Nella confusione mediatica e politica, e in assenza di una volontà di indirizzo sulle scelte economiche e istituzionali da parte del Governo o del Parlamento, opera una piena “restaurazione” del controllo sull’economia, sulla finanza e sulle regole. I vari tasselli del puzzle devono essere fatti combaciare per vedere il disegno globale e, pertanto, risulta opportuno sorvolare sui dettagli, pur rilevanti, che però ci porterebbero ad aggiungere rumore all’analisi.



E passiamo ai fatti-segnale, che conviene elencare:

– assoluzione dei funzionari del Tesoro e di Morgan Stanley nel processo d’appello alla condanna da parte della Corte dei Conti per oltre 3 miliardi;

– nomina del nuovo direttore generale di Banca d’Italia;

– abbandono, di fatto, della proposta di nazionalizzazione di Banca d’Italia;



– approvazione da parte del Senato di una mozione annacquata sulla proprietà delle riserve auree;

– depotenziamento della Commissione di inchiesta sulle banche.

A questi va aggiunto il non-fatto di fondo: non si parla più di lasciare l’euro. I paladini dei vantaggi del no-euro sono stati ragionevolmente commissariati dal loro capitano, che fiuta il vento contrario dell’elettorato sul tema.
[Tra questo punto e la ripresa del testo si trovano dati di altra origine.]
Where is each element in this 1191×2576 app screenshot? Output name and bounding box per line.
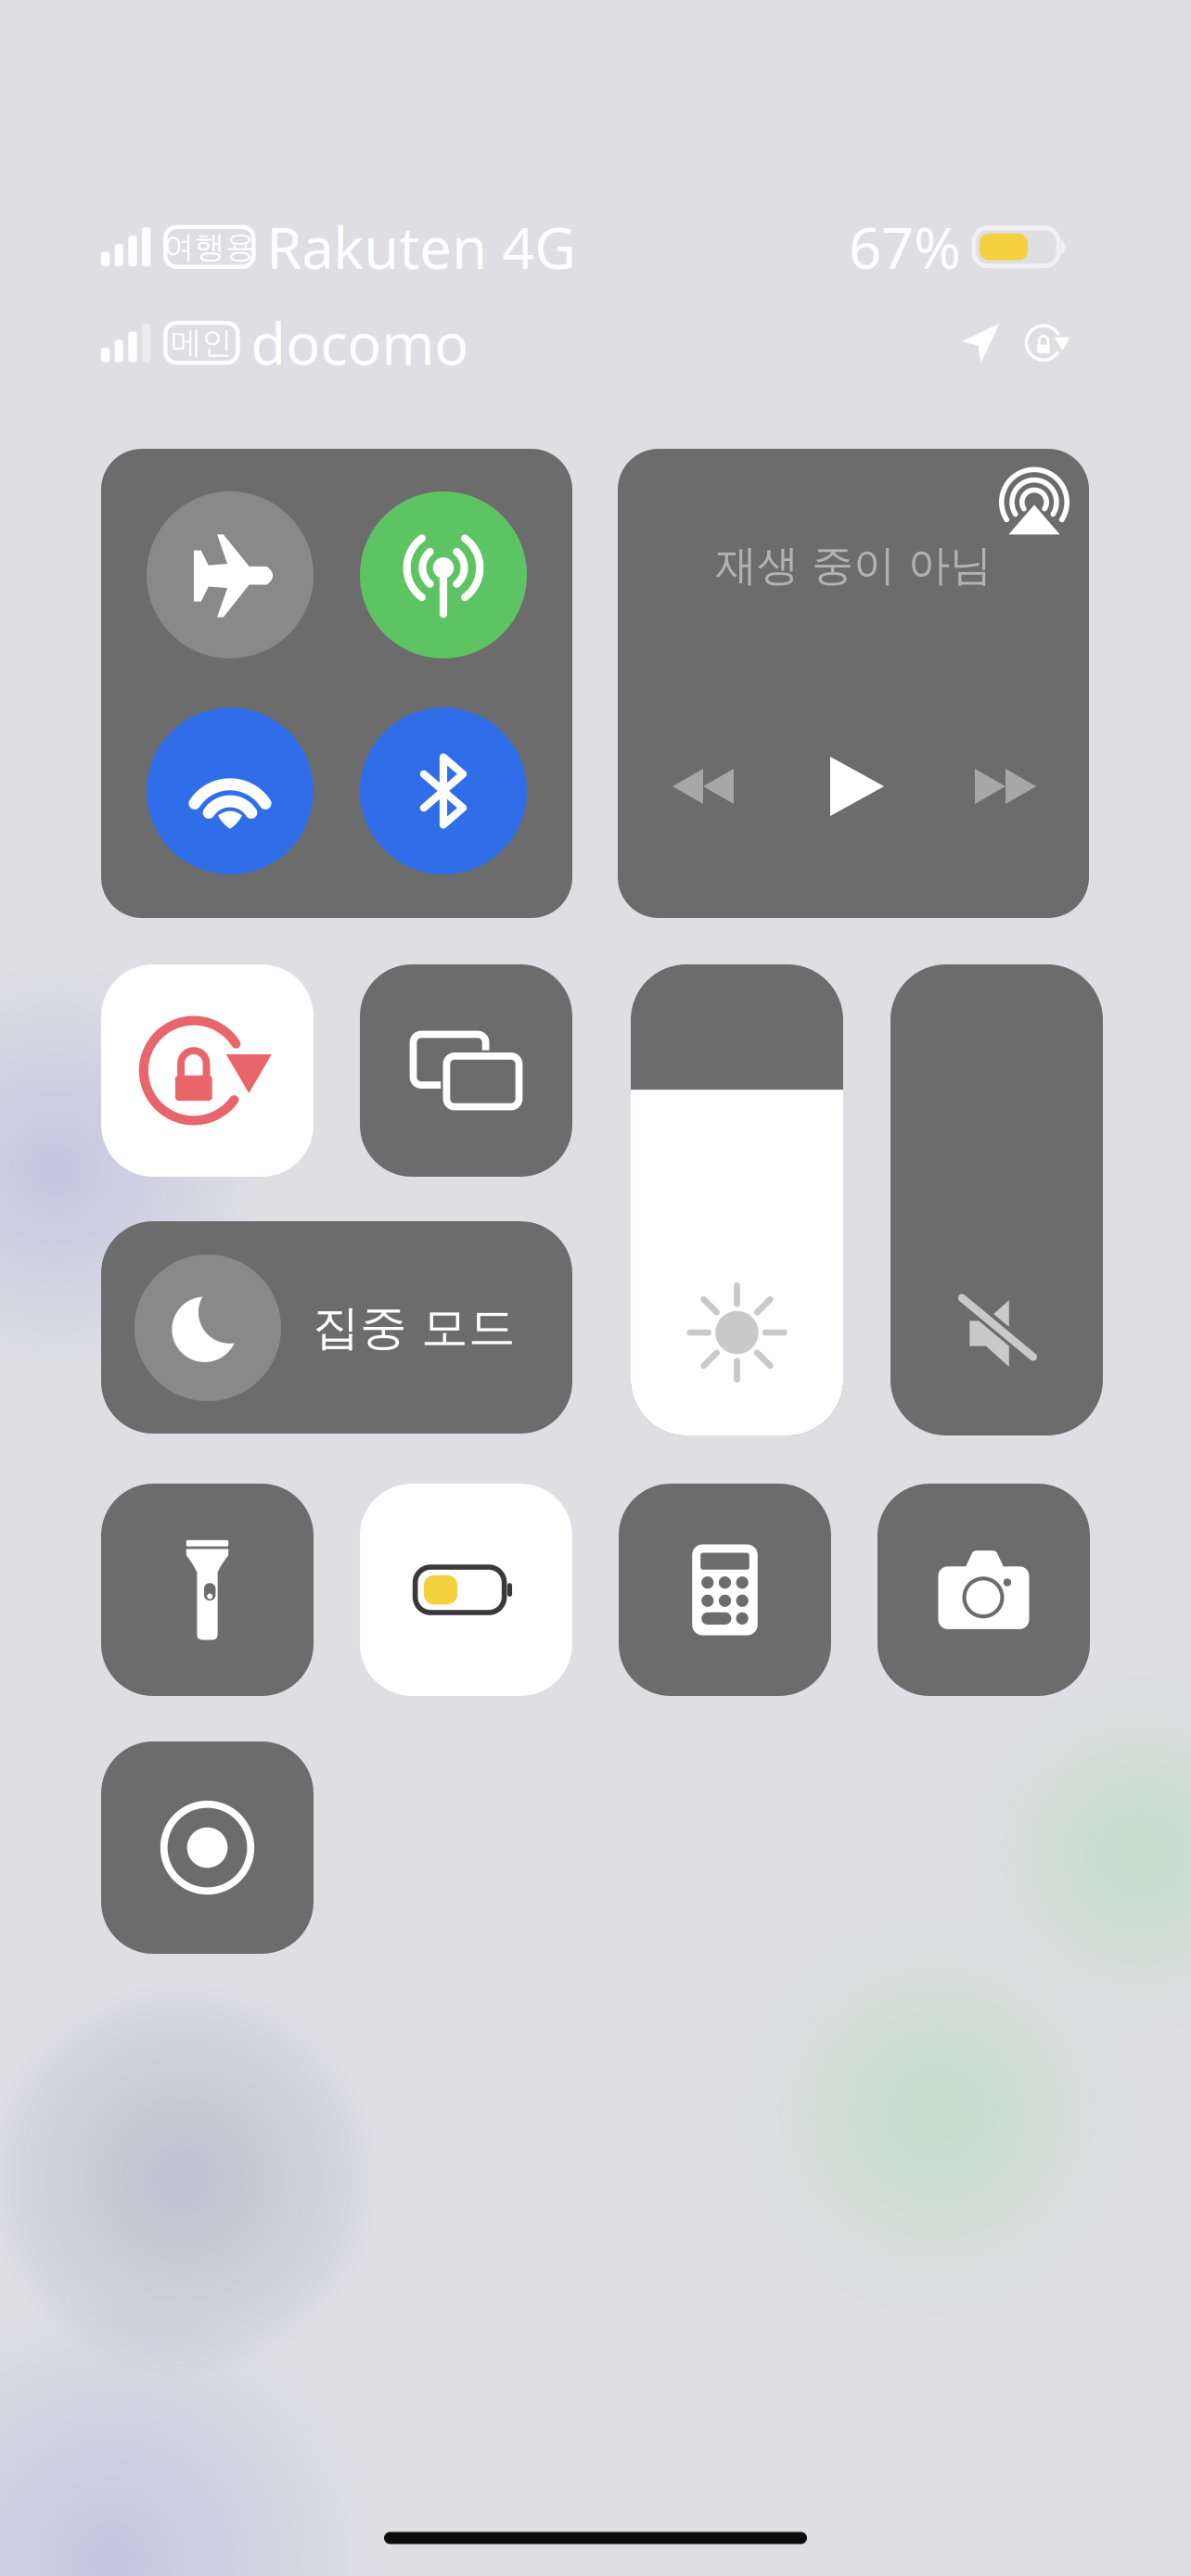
staticText: 여행용 [164, 228, 255, 266]
button[interactable]: Previous [672, 769, 734, 804]
staticText: 67% [849, 209, 961, 285]
button[interactable]: Screen Mirroring [360, 964, 572, 1177]
button[interactable]: Screen Recording [101, 1741, 314, 1954]
staticText: 집중 모드 [313, 1299, 516, 1357]
button[interactable]: Next [975, 769, 1036, 804]
button[interactable]: Airplane Mode [147, 491, 314, 658]
button[interactable]: Camera [877, 1484, 1090, 1696]
button[interactable]: AirPlay [997, 464, 1071, 538]
button[interactable]: Flashlight [101, 1484, 314, 1696]
staticText: docomo [251, 305, 469, 381]
button[interactable]: Brightness [631, 964, 843, 1435]
button[interactable]: Cellular Data [360, 491, 527, 658]
button[interactable]: Low Power Mode [360, 1484, 572, 1696]
staticText: Rakuten 4G [266, 209, 576, 285]
staticText: 재생 중이 아님 [715, 540, 992, 592]
button[interactable]: Bluetooth [360, 708, 527, 874]
button[interactable]: Play [830, 757, 884, 816]
button[interactable]: Calculator [619, 1484, 831, 1696]
button[interactable]: Volume [890, 964, 1103, 1435]
button[interactable]: Rotation Lock [101, 964, 314, 1177]
staticText: 메인 [171, 324, 232, 362]
button[interactable]: Focus [101, 1221, 572, 1434]
button[interactable]: Wi-Fi [147, 708, 314, 874]
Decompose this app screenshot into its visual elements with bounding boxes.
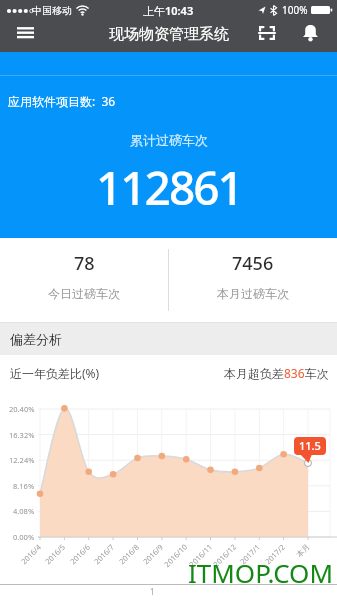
staticText: 20.40% [9,404,35,414]
staticText: 2016/10 [162,542,190,569]
button[interactable]: 7456 [168,238,337,322]
button[interactable] [10,18,40,48]
staticText: 中国移动 [32,4,72,17]
staticText: 累计过磅车次 [130,132,208,148]
staticText: 本月 [295,542,312,559]
button[interactable]: 78 [0,238,168,322]
staticText: 2016/12 [211,542,239,569]
staticText: 2016/5 [43,542,68,566]
staticText: 2017/1 [238,542,262,566]
button[interactable] [293,17,327,49]
staticText: 偏差分析 [10,331,62,347]
staticText: 12.24% [9,455,35,465]
staticText: 2017/2 [263,542,288,566]
staticText: 近一年负差比(%) [10,365,100,381]
button[interactable] [250,17,284,49]
staticText: 2016/11 [187,542,215,569]
staticText: 4.08% [13,506,35,516]
staticText: 7456 [232,251,274,276]
staticText: 现场物资管理系统 [109,25,229,44]
staticText: 上午10:43 [143,3,194,18]
staticText: 11.5 [299,438,321,453]
staticText: 2016/6 [68,542,92,566]
staticText: 本月过磅车次 [217,286,289,301]
staticText: 100% [282,3,308,17]
staticText: 1 [150,586,155,597]
staticText: 本月超负差836车次 [224,365,329,381]
staticText: 2016/4 [19,542,44,566]
staticText: ITMOP.COM [188,555,333,590]
staticText: 8.16% [13,481,35,491]
staticText: 2016/9 [141,542,166,566]
staticText: 2016/7 [92,542,116,566]
staticText: 0.00% [13,532,35,542]
staticText: 2016/8 [117,542,142,566]
staticText: 今日过磅车次 [48,286,120,301]
staticText: 78 [74,251,95,276]
staticText: 112861 [96,156,242,219]
staticText: 16.32% [9,430,35,440]
button[interactable]: 应用软件项目数: 36 [8,93,116,109]
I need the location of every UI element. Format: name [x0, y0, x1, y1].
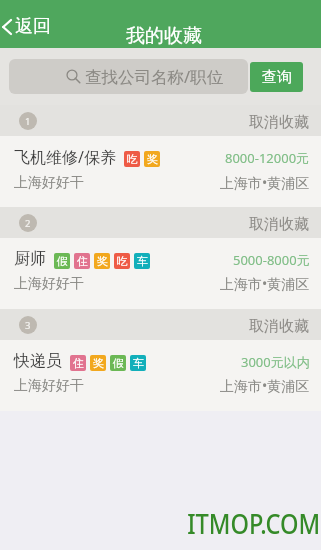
staticText: 上海市•黄浦区	[220, 274, 310, 293]
staticText: 假	[113, 356, 124, 370]
staticText: 查询	[262, 68, 292, 87]
staticText: 吃	[117, 254, 128, 268]
staticText: 2	[25, 217, 31, 230]
staticText: 返回	[15, 15, 51, 38]
button[interactable]: 取消收藏	[249, 213, 309, 232]
button[interactable]: 查找公司名称/职位	[9, 59, 248, 94]
staticText: 3000元以内	[241, 353, 310, 371]
staticText: 假	[57, 254, 68, 268]
button[interactable]: 取消收藏	[249, 111, 309, 130]
staticText: 1	[25, 115, 31, 128]
button[interactable]: 快递员	[0, 340, 321, 411]
staticText: 厨师	[14, 249, 46, 269]
staticText: 飞机维修/保养	[14, 146, 116, 168]
button[interactable]: 飞机维修/保养	[0, 136, 321, 207]
staticText: 我的收藏	[126, 24, 202, 48]
staticText: 住	[77, 254, 88, 268]
staticText: 车	[133, 356, 144, 370]
staticText: 上海市•黄浦区	[220, 376, 310, 395]
staticText: 5000-8000元	[233, 251, 310, 269]
staticText: 快递员	[14, 351, 62, 371]
staticText: 上海市•黄浦区	[220, 173, 310, 192]
staticText: 上海好好干	[14, 174, 84, 192]
staticText: 上海好好干	[14, 377, 84, 395]
staticText: 车	[137, 254, 148, 268]
button[interactable]: 返回	[0, 9, 57, 44]
staticText: 住	[73, 356, 84, 370]
staticText: 吃	[127, 152, 138, 166]
staticText: ITMOP.COM	[187, 505, 321, 542]
button[interactable]: 取消收藏	[249, 315, 309, 334]
staticText: 奖	[97, 254, 108, 268]
staticText: 奖	[147, 152, 158, 166]
staticText: 3	[25, 319, 31, 332]
staticText: 奖	[93, 356, 104, 370]
staticText: 取消收藏	[249, 215, 309, 234]
staticText: 查找公司名称/职位	[85, 65, 224, 88]
button[interactable]: 查询	[250, 62, 303, 92]
staticText: 取消收藏	[249, 317, 309, 336]
staticText: 取消收藏	[249, 113, 309, 132]
staticText: 8000-12000元	[225, 149, 310, 167]
staticText: 上海好好干	[14, 275, 84, 293]
button[interactable]: 厨师	[0, 238, 321, 309]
Esiste poi un denominatore comune: Mario Draghi. Probabilmente dovrà essere chiamato a salvare l’Italia, non appena la situazione economico-finanziaria esploderà, oppure, semplicemente tornando in Goldman Sachs, potrà favorire il sostegno della finanza internazionale a un nuovo Governo tecnico. 



In ogni caso, l’obiettivo è garantire il mostruoso flusso di risorse verso il sistema finanziario costituito dagli interessi sul debito pubblico e il costo dei derivati, circa 70 miliardi annui. Solo l’assoluzione di Cannata, Siniscalco, Grilli e La Via consente ora di non preoccuparsi di una possibile estensione delle responsabilità a chi dirigeva il Tesoro al tempo dei fatti. Rimane, come un dettaglio, la conferma processuale che i dirigenti non conoscessero la portata dei contratti capestro firmati.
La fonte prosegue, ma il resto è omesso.